Further, a plain language interpretation is not absurd because there may be situations where the payor might reasonably seek to employ the Department's services, including instances where there may be a heightened level of animosity and rancor between the parents or where the payor is unable to timely send payments each month because the payor works offshore or abroad. While Mr. Boudreaux's timing and motive here may be questionable, the Legislature has not limited the legislation to particular payors under certain circumstances.

Given the plain language of the statute, I must conclude that LSA–R.S. 46:263.2A(1) allowed Mr. Boudreaux to apply for support enforcement services through the Department.2 Thereafter, because a reduction was sought in a child support matter in which services were being provided by the Department, this case was properly assigned to a hearing officer to issue recommendations on the reduction issue, which were later confirmed by the district court under its juvenile jurisdiction. See LSA–R.S. 46:236.5 and Thirty–Second Judicial District Court Rules 14A.1–14A.7. Therefore, I dissent and conclude that Ms. Boudreaux's exception raising the objection of no right of action was properly overruled.
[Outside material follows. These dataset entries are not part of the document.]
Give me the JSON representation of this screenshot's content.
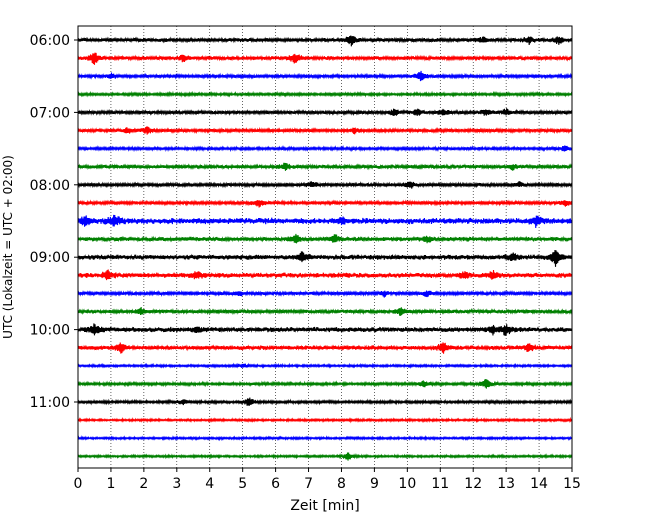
{
  "chart_data": {
    "type": "line",
    "title": "",
    "xlabel": "Zeit  [min]",
    "ylabel": "UTC (Lokalzeit = UTC + 02:00)",
    "xlim": [
      0,
      15
    ],
    "x_ticks": [
      "0",
      "1",
      "2",
      "3",
      "4",
      "5",
      "6",
      "7",
      "8",
      "9",
      "10",
      "11",
      "12",
      "13",
      "14",
      "15"
    ],
    "y_ticks": [
      "06:00",
      "07:00",
      "08:00",
      "09:00",
      "10:00",
      "11:00"
    ],
    "grid": "vertical-dotted",
    "trace_interval_minutes": 15,
    "trace_count": 24,
    "first_trace_time": "06:00",
    "trace_colors": [
      "#000000",
      "#ff0000",
      "#0000ff",
      "#008000"
    ],
    "series": [
      {
        "start": "06:00",
        "color": "#000000",
        "amplitude": 0.35,
        "events": [
          [
            8.3,
            0.9
          ],
          [
            12.3,
            0.5
          ],
          [
            13.7,
            0.6
          ],
          [
            14.6,
            0.7
          ]
        ]
      },
      {
        "start": "06:15",
        "color": "#ff0000",
        "amplitude": 0.35,
        "events": [
          [
            0.5,
            1.0
          ],
          [
            6.6,
            0.8
          ],
          [
            3.2,
            0.5
          ]
        ]
      },
      {
        "start": "06:30",
        "color": "#0000ff",
        "amplitude": 0.3,
        "events": [
          [
            10.4,
            0.8
          ],
          [
            1.0,
            0.4
          ]
        ]
      },
      {
        "start": "06:45",
        "color": "#008000",
        "amplitude": 0.25,
        "events": []
      },
      {
        "start": "07:00",
        "color": "#000000",
        "amplitude": 0.3,
        "events": [
          [
            9.6,
            0.6
          ],
          [
            10.3,
            0.6
          ],
          [
            11.1,
            0.6
          ],
          [
            12.4,
            0.6
          ],
          [
            13.0,
            0.5
          ]
        ]
      },
      {
        "start": "07:15",
        "color": "#ff0000",
        "amplitude": 0.3,
        "events": [
          [
            2.1,
            0.6
          ],
          [
            8.4,
            0.5
          ],
          [
            1.5,
            0.5
          ]
        ]
      },
      {
        "start": "07:30",
        "color": "#0000ff",
        "amplitude": 0.25,
        "events": [
          [
            14.8,
            0.5
          ]
        ]
      },
      {
        "start": "07:45",
        "color": "#008000",
        "amplitude": 0.35,
        "events": [
          [
            6.3,
            0.6
          ],
          [
            13.2,
            0.4
          ]
        ]
      },
      {
        "start": "08:00",
        "color": "#000000",
        "amplitude": 0.3,
        "events": [
          [
            10.1,
            0.6
          ],
          [
            7.1,
            0.5
          ],
          [
            13.4,
            0.4
          ]
        ]
      },
      {
        "start": "08:15",
        "color": "#ff0000",
        "amplitude": 0.3,
        "events": [
          [
            5.5,
            0.6
          ],
          [
            14.8,
            0.5
          ]
        ]
      },
      {
        "start": "08:30",
        "color": "#0000ff",
        "amplitude": 0.55,
        "events": [
          [
            1.1,
            0.9
          ],
          [
            0.2,
            0.7
          ],
          [
            13.9,
            0.8
          ],
          [
            8.0,
            0.5
          ]
        ]
      },
      {
        "start": "08:45",
        "color": "#008000",
        "amplitude": 0.4,
        "events": [
          [
            6.6,
            0.7
          ],
          [
            7.8,
            0.6
          ],
          [
            10.6,
            0.6
          ]
        ]
      },
      {
        "start": "09:00",
        "color": "#000000",
        "amplitude": 0.45,
        "events": [
          [
            14.5,
            1.3
          ],
          [
            6.8,
            0.8
          ],
          [
            13.2,
            0.6
          ]
        ]
      },
      {
        "start": "09:15",
        "color": "#ff0000",
        "amplitude": 0.45,
        "events": [
          [
            0.9,
            0.7
          ],
          [
            3.6,
            0.6
          ],
          [
            12.6,
            0.6
          ],
          [
            11.7,
            0.5
          ]
        ]
      },
      {
        "start": "09:30",
        "color": "#0000ff",
        "amplitude": 0.3,
        "events": [
          [
            10.6,
            0.5
          ],
          [
            4.9,
            0.4
          ],
          [
            9.3,
            0.4
          ]
        ]
      },
      {
        "start": "09:45",
        "color": "#008000",
        "amplitude": 0.35,
        "events": [
          [
            9.8,
            0.6
          ],
          [
            1.9,
            0.5
          ]
        ]
      },
      {
        "start": "10:00",
        "color": "#000000",
        "amplitude": 0.45,
        "events": [
          [
            0.5,
            0.9
          ],
          [
            13.0,
            0.9
          ],
          [
            12.6,
            0.6
          ],
          [
            3.6,
            0.5
          ]
        ]
      },
      {
        "start": "10:15",
        "color": "#ff0000",
        "amplitude": 0.4,
        "events": [
          [
            1.3,
            0.8
          ],
          [
            11.1,
            0.9
          ],
          [
            13.7,
            0.7
          ]
        ]
      },
      {
        "start": "10:30",
        "color": "#0000ff",
        "amplitude": 0.2,
        "events": [
          [
            5.0,
            0.4
          ]
        ]
      },
      {
        "start": "10:45",
        "color": "#008000",
        "amplitude": 0.25,
        "events": [
          [
            10.5,
            0.6
          ],
          [
            12.4,
            0.8
          ]
        ]
      },
      {
        "start": "11:00",
        "color": "#000000",
        "amplitude": 0.25,
        "events": [
          [
            5.2,
            0.8
          ],
          [
            3.2,
            0.4
          ]
        ]
      },
      {
        "start": "11:15",
        "color": "#ff0000",
        "amplitude": 0.2,
        "events": []
      },
      {
        "start": "11:30",
        "color": "#0000ff",
        "amplitude": 0.2,
        "events": []
      },
      {
        "start": "11:45",
        "color": "#008000",
        "amplitude": 0.2,
        "events": [
          [
            8.2,
            0.7
          ]
        ]
      }
    ]
  }
}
1.  The hearing officer's recommendations and the district court's judgment adopting the recommendations are contained in the same document.

1.  In the act itself, the legislature indicated that the purpose of the referenced amendment was “to permit non-custodial parents paying support benefits to apply for an order to make support benefits payable to the Department of Social Services rather than the individual or custodial parent.”

2.  I note that the certification by the case worker in the motion to amend the payee to the Department is not articulate insofar as it provides:․ support enforcement services are being provided under La. R.S. 46:236.1 et seq to Jennifer Boudreaux ․Support services, however, were actually being provided to Mr. Boudreaux, which is undisputed by the parties.


McCLENDON, J., dissents and assigns reasons. GUIDRY, J., dissents.